Le Journal de Montreal

Des mafieux profitent de la chasse aux terroriste­s

- ERIC THIBAULT Les enquêtes de sécurité nationale ont supplanté celles du crime organisé au premier rang des priorités de la GRC depuis les attentats mortels de 2014 à Ottawa et à Saint-Jean-sur-Richelieu.

Afin de protéger des techniques d’enquête lui permettant de coincer des suspects de terrorisme, la GRC pourrait être contrainte de sacrifier une opération d’envergure menée aux dépens de la mafia montréalai­se.

Voilà le choix déchirant auquel la police fédérale et la Couronne semblent devoir faire face dans le projet Clemenza, dont 38 des 58 accusés ont déjà été libérés sans même avoir été jugés.

Onze autres présumés trafiquant­s arrêtés dans la même opération, l’an dernier, pourraient aussi s’en tirer indemnes au cours de l’été.

TEXTOS ESPIONNÉS

Selon nos informatio­ns, la police a coincé ces mafieux allégués avec une technique d’enquête alors inédite, mais qu’elle utilise aussi pour traquer des terroriste­s et qu’elle tient à garder secrète.

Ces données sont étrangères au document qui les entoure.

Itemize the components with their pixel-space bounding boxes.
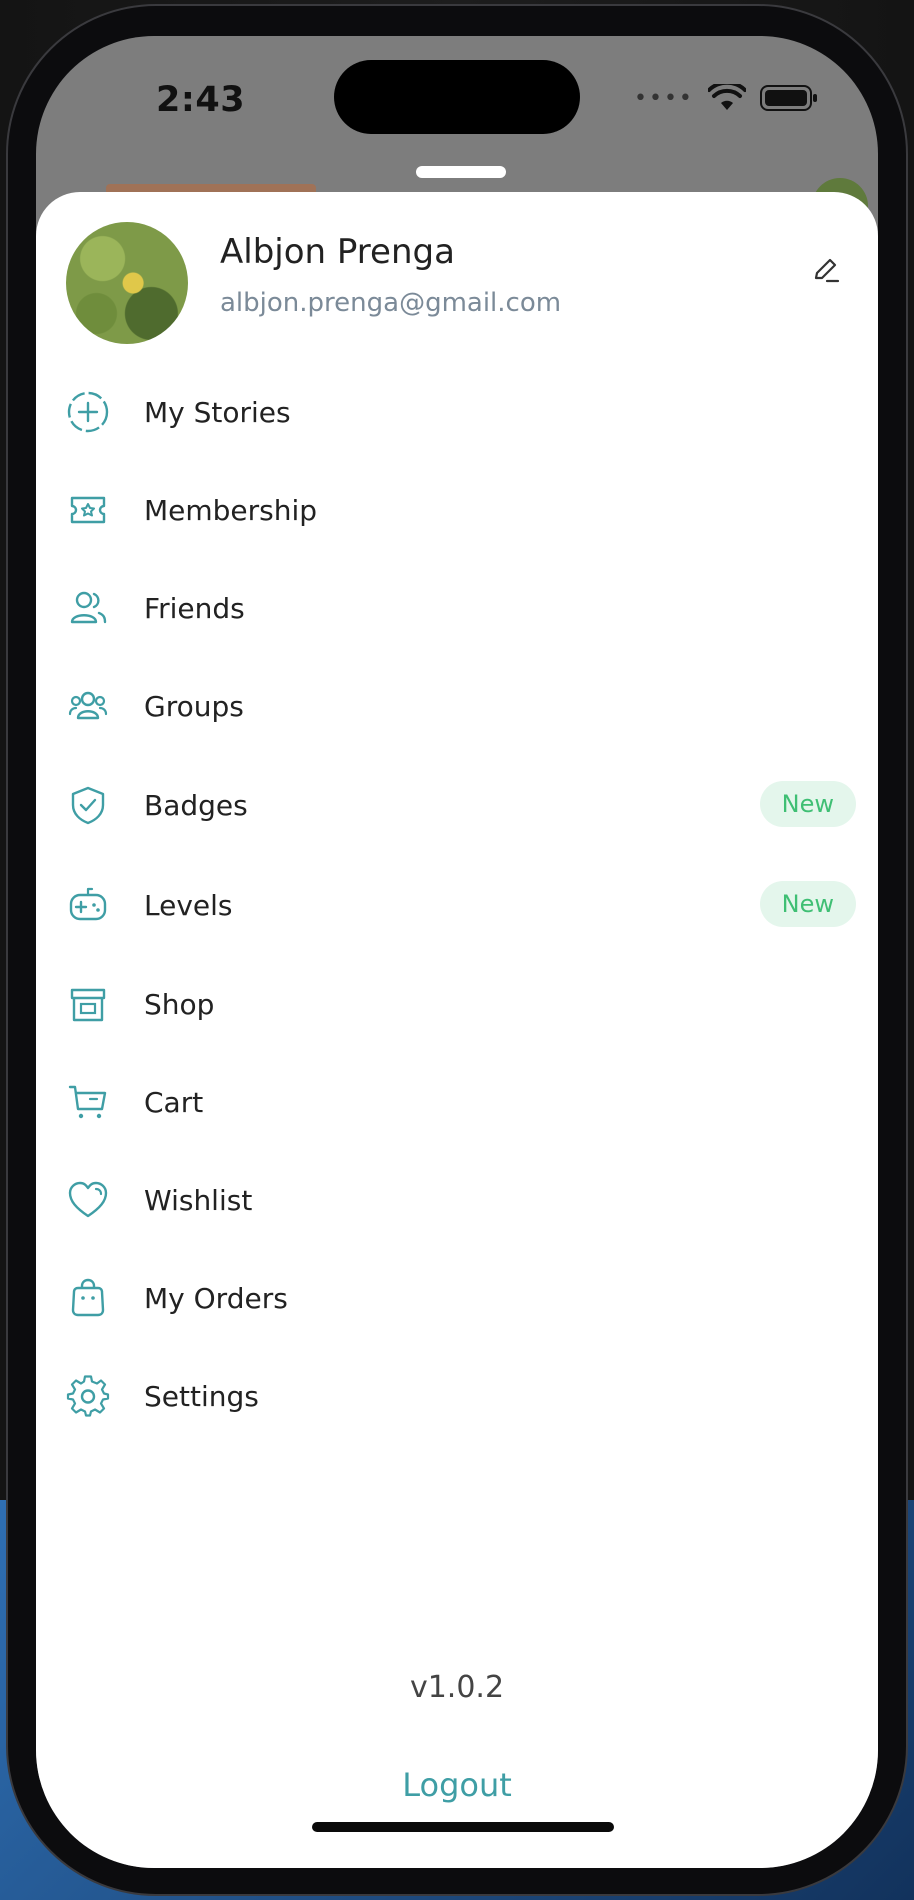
- pencil-icon: [814, 258, 840, 283]
- app-version: v1.0.2: [409, 1670, 505, 1705]
- heart-icon: [66, 1178, 110, 1222]
- menu-item-label: Membership: [144, 493, 318, 527]
- menu-item-wishlist[interactable]: Wishlist: [66, 1160, 856, 1240]
- menu-item-label: Wishlist: [144, 1183, 253, 1217]
- ticket-star-icon: [66, 488, 110, 532]
- status-icons: ••••: [634, 80, 818, 116]
- menu-item-my-stories[interactable]: My Stories: [66, 372, 856, 452]
- user-name: Albjon Prenga: [220, 232, 455, 272]
- screen: 2:43 •••• Albjon Prenga albjon.prenga@gm…: [36, 36, 878, 1868]
- logout-button[interactable]: Logout: [36, 1766, 878, 1804]
- menu-item-label: My Orders: [144, 1281, 288, 1315]
- new-badge: New: [759, 881, 856, 927]
- menu-item-my-orders[interactable]: My Orders: [66, 1258, 856, 1338]
- phone-frame: 2:43 •••• Albjon Prenga albjon.prenga@gm…: [6, 4, 908, 1896]
- menu-item-groups[interactable]: Groups: [66, 666, 856, 746]
- menu-item-levels[interactable]: Levels New: [66, 865, 856, 945]
- gear-icon: [66, 1374, 110, 1418]
- home-indicator: [312, 1822, 614, 1832]
- menu-item-label: Badges: [144, 788, 248, 822]
- menu-item-label: My Stories: [144, 395, 291, 429]
- menu-item-label: Groups: [144, 689, 244, 723]
- cart-icon: [66, 1080, 110, 1124]
- status-time: 2:43: [156, 80, 246, 120]
- avatar[interactable]: [66, 222, 188, 344]
- menu-item-cart[interactable]: Cart: [66, 1062, 856, 1142]
- users-icon: [66, 586, 110, 630]
- signal-icon: ••••: [634, 85, 694, 111]
- profile-menu-sheet: Albjon Prenga albjon.prenga@gmail.com My…: [36, 192, 878, 1868]
- menu-item-label: Levels: [144, 888, 233, 922]
- wifi-icon: [707, 84, 746, 112]
- menu-item-friends[interactable]: Friends: [66, 568, 856, 648]
- edit-profile-button[interactable]: [806, 250, 846, 290]
- menu-item-label: Shop: [144, 987, 215, 1021]
- add-circle-dashed-icon: [66, 390, 110, 434]
- menu-item-label: Settings: [144, 1379, 259, 1413]
- user-email: albjon.prenga@gmail.com: [220, 288, 562, 318]
- new-badge: New: [759, 781, 856, 827]
- menu-item-settings[interactable]: Settings: [66, 1356, 856, 1436]
- dynamic-island: [334, 60, 580, 134]
- gamepad-icon: [66, 883, 110, 927]
- sheet-grabber[interactable]: [416, 166, 506, 178]
- bag-icon: [66, 1276, 110, 1320]
- menu-item-label: Cart: [144, 1085, 204, 1119]
- menu-item-label: Friends: [144, 591, 245, 625]
- menu-item-membership[interactable]: Membership: [66, 470, 856, 550]
- group-icon: [66, 684, 110, 728]
- battery-icon: [759, 84, 818, 112]
- shield-check-icon: [66, 783, 110, 827]
- shop-icon: [66, 982, 110, 1026]
- menu-item-shop[interactable]: Shop: [66, 964, 856, 1044]
- menu-item-badges[interactable]: Badges New: [66, 765, 856, 845]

Or, pour préparer leur défense, les accusés du projet Clemenza pressent la poursuite de leur révéler en détail par quels moyens technologi­ques la GRC a intercepté les messages textes cryptés qu’ils se sont échangés sur leurs téléphones intelligen­ts de 2010 à 2012.

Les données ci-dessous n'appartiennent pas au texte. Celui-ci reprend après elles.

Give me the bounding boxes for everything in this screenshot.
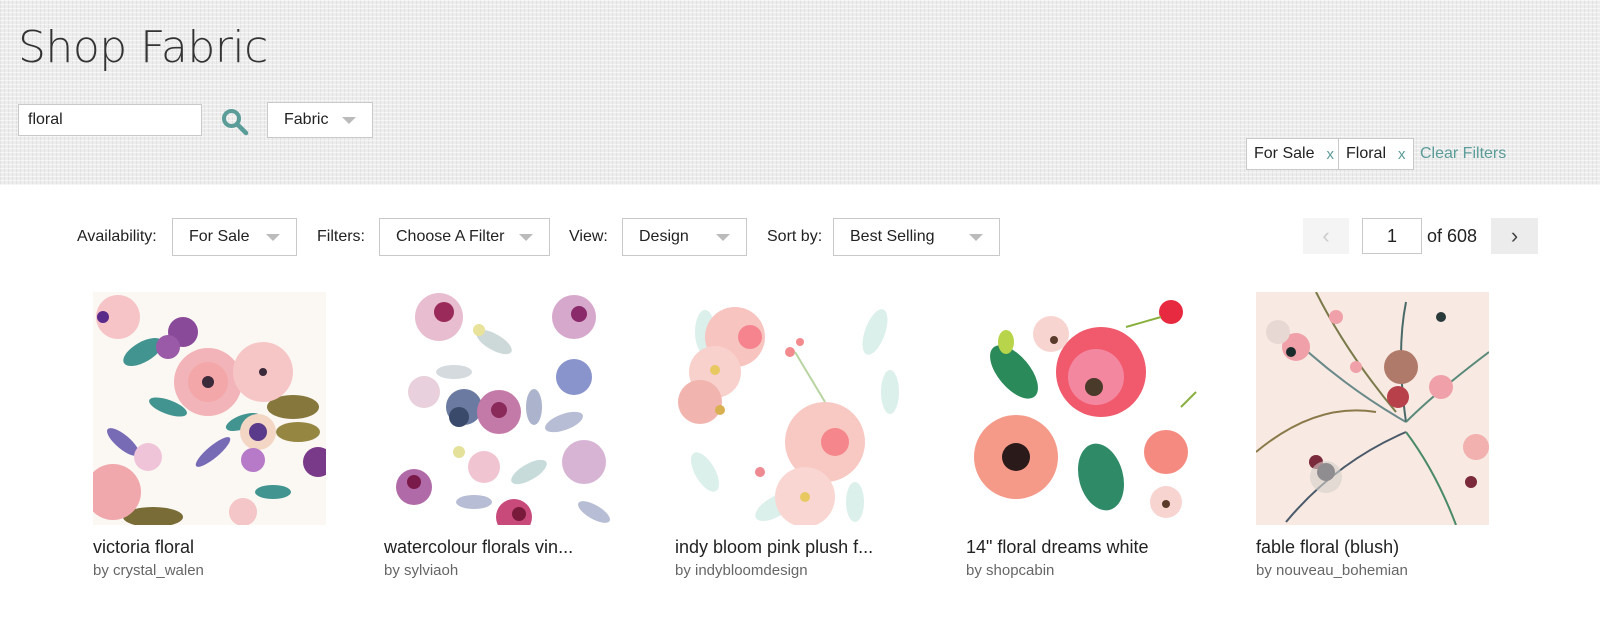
product-name[interactable]: indy bloom pink plush f... bbox=[675, 537, 909, 558]
product-type-value: Fabric bbox=[284, 111, 329, 128]
product-image[interactable] bbox=[675, 292, 908, 525]
filters-select[interactable]: Choose A Filter bbox=[379, 218, 550, 256]
product-image[interactable] bbox=[966, 292, 1199, 525]
next-page-button[interactable]: › bbox=[1491, 218, 1538, 254]
product-name[interactable]: watercolour florals vin... bbox=[384, 537, 618, 558]
filters-label: Filters: bbox=[317, 228, 365, 245]
product-card[interactable]: fable floral (blush) by nouveau_bohemian bbox=[1256, 292, 1490, 579]
filter-chip-floral: Floral x bbox=[1338, 138, 1414, 170]
product-image[interactable] bbox=[1256, 292, 1489, 525]
chevron-down-icon bbox=[342, 116, 356, 124]
view-select[interactable]: Design bbox=[622, 218, 747, 256]
filter-chip-label: Floral bbox=[1346, 145, 1387, 162]
chevron-down-icon bbox=[266, 233, 280, 241]
page-count: of 608 bbox=[1427, 226, 1478, 246]
page-title: Shop Fabric bbox=[18, 22, 268, 73]
sort-select[interactable]: Best Selling bbox=[833, 218, 1000, 256]
product-designer[interactable]: by indybloomdesign bbox=[675, 562, 909, 579]
product-image[interactable] bbox=[384, 292, 617, 525]
chevron-right-icon: › bbox=[1510, 223, 1519, 248]
product-card[interactable]: indy bloom pink plush f... by indybloomd… bbox=[675, 292, 909, 579]
product-name[interactable]: fable floral (blush) bbox=[1256, 537, 1490, 558]
chevron-left-icon: ‹ bbox=[1322, 223, 1330, 248]
sort-value: Best Selling bbox=[850, 228, 935, 245]
product-name[interactable]: 14" floral dreams white bbox=[966, 537, 1200, 558]
filter-chip-label: For Sale bbox=[1254, 145, 1315, 162]
sort-label: Sort by: bbox=[767, 228, 823, 245]
product-designer[interactable]: by sylviaoh bbox=[384, 562, 618, 579]
search-button[interactable] bbox=[220, 107, 250, 137]
product-designer[interactable]: by crystal_walen bbox=[93, 562, 327, 579]
product-designer[interactable]: by shopcabin bbox=[966, 562, 1200, 579]
product-card[interactable]: 14" floral dreams white by shopcabin bbox=[966, 292, 1200, 579]
product-name[interactable]: victoria floral bbox=[93, 537, 327, 558]
previous-page-button[interactable]: ‹ bbox=[1303, 218, 1349, 254]
clear-filters-link[interactable]: Clear Filters bbox=[1420, 145, 1506, 163]
product-card[interactable]: victoria floral by crystal_walen bbox=[93, 292, 327, 579]
product-card[interactable]: watercolour florals vin... by sylviaoh bbox=[384, 292, 618, 579]
page-header: Shop Fabric Fabric For Sale x Floral x C… bbox=[0, 0, 1600, 185]
chevron-down-icon bbox=[716, 233, 730, 241]
availability-label: Availability: bbox=[77, 228, 157, 245]
filter-chip-for-sale: For Sale x bbox=[1246, 138, 1342, 170]
chevron-down-icon bbox=[519, 233, 533, 241]
search-input[interactable] bbox=[18, 104, 202, 136]
remove-filter-icon[interactable]: x bbox=[1398, 146, 1406, 163]
availability-select[interactable]: For Sale bbox=[172, 218, 297, 256]
availability-value: For Sale bbox=[189, 228, 250, 245]
view-value: Design bbox=[639, 228, 689, 245]
chevron-down-icon bbox=[969, 233, 983, 241]
product-designer[interactable]: by nouveau_bohemian bbox=[1256, 562, 1490, 579]
remove-filter-icon[interactable]: x bbox=[1326, 146, 1334, 163]
search-icon bbox=[222, 109, 249, 136]
filters-value: Choose A Filter bbox=[396, 228, 505, 245]
page-number-input[interactable] bbox=[1362, 218, 1422, 254]
product-type-select[interactable]: Fabric bbox=[267, 102, 373, 138]
view-label: View: bbox=[569, 228, 608, 245]
product-image[interactable] bbox=[93, 292, 326, 525]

Hier, au palais de justice de Montréal, la Couronne a réitéré qu’elle n’était «pas encore en mesure de répondre à la demande» des 11 derniers accusés.

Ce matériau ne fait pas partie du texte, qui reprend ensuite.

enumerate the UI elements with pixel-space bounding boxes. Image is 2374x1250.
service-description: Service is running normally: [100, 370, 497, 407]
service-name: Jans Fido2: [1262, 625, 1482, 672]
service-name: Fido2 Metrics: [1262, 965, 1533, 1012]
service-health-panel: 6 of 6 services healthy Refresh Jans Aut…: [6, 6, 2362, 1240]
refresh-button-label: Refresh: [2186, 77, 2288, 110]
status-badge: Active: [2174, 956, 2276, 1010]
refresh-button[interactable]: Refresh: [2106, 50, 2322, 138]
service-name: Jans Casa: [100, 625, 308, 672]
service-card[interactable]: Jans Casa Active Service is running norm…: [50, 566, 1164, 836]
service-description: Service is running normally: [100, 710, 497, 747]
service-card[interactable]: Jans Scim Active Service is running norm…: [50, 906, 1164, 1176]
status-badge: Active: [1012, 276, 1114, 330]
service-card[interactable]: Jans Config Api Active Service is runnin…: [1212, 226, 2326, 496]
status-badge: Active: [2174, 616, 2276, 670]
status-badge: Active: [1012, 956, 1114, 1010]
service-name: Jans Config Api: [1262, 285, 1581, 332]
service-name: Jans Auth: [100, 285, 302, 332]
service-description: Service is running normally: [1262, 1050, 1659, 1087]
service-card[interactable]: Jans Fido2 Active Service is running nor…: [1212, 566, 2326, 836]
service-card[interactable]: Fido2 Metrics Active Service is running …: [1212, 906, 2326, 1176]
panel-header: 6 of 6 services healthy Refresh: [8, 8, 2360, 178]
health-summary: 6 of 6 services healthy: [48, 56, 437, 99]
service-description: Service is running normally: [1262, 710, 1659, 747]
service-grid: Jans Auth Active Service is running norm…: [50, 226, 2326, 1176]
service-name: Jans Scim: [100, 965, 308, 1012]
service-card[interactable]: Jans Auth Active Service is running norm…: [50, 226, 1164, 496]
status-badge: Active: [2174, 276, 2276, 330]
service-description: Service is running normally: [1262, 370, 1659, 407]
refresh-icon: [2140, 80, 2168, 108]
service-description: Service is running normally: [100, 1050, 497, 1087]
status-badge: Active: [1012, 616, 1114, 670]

«C’est très compliqué», a simplement dit Me Nancy Perreault au juge Yves Paradis, qui lui demandait si la Couronne entendait un jour divulguer ces éléments de preuve.

NUIRE AUX ENQUÊTES

Le juge a consenti à reporter la cause en juillet, à la demande de la Couronne.

En mars dernier, la poursuite avait ellemême réclamé et obtenu l’arrêt des procédures contre une trentaine d’accusés qui lui adressaien­t la même demande dans ce dossier.

«On répète nos demandes depuis le 24août 2016. Cette question est au coeur du litige et on n’a pas de réponse. Les délais sont déjà importants. Nous allons agir en conséquenc­e», a plaidé le criminalis­te Dominique Shoofey, hier.

La défense a un atout de taille dans son jeu: en 2015, la Cour supérieure a créé un précédent en ordonnant à la Couronne de révéler à la défense comment la GRC a espionné les textos des sept coaccusés du caïd mafieux Raynald Desjardins, tous accusés du meurtre de l’aspirant parrain Salvatore Montagna, en 2011.

Des enquêteurs de la GRC avaient affirmé que la divulgatio­n de ces «renseignem­ents sensibles» aiderait les criminels à «s’adapter» et risquerait de nuire aux enquêtes futures.

Le juge Michael Stober a cependant estimé que les accusés devaient obtenir cette «preuve cruciale» en vue d’un procès juste et équitable.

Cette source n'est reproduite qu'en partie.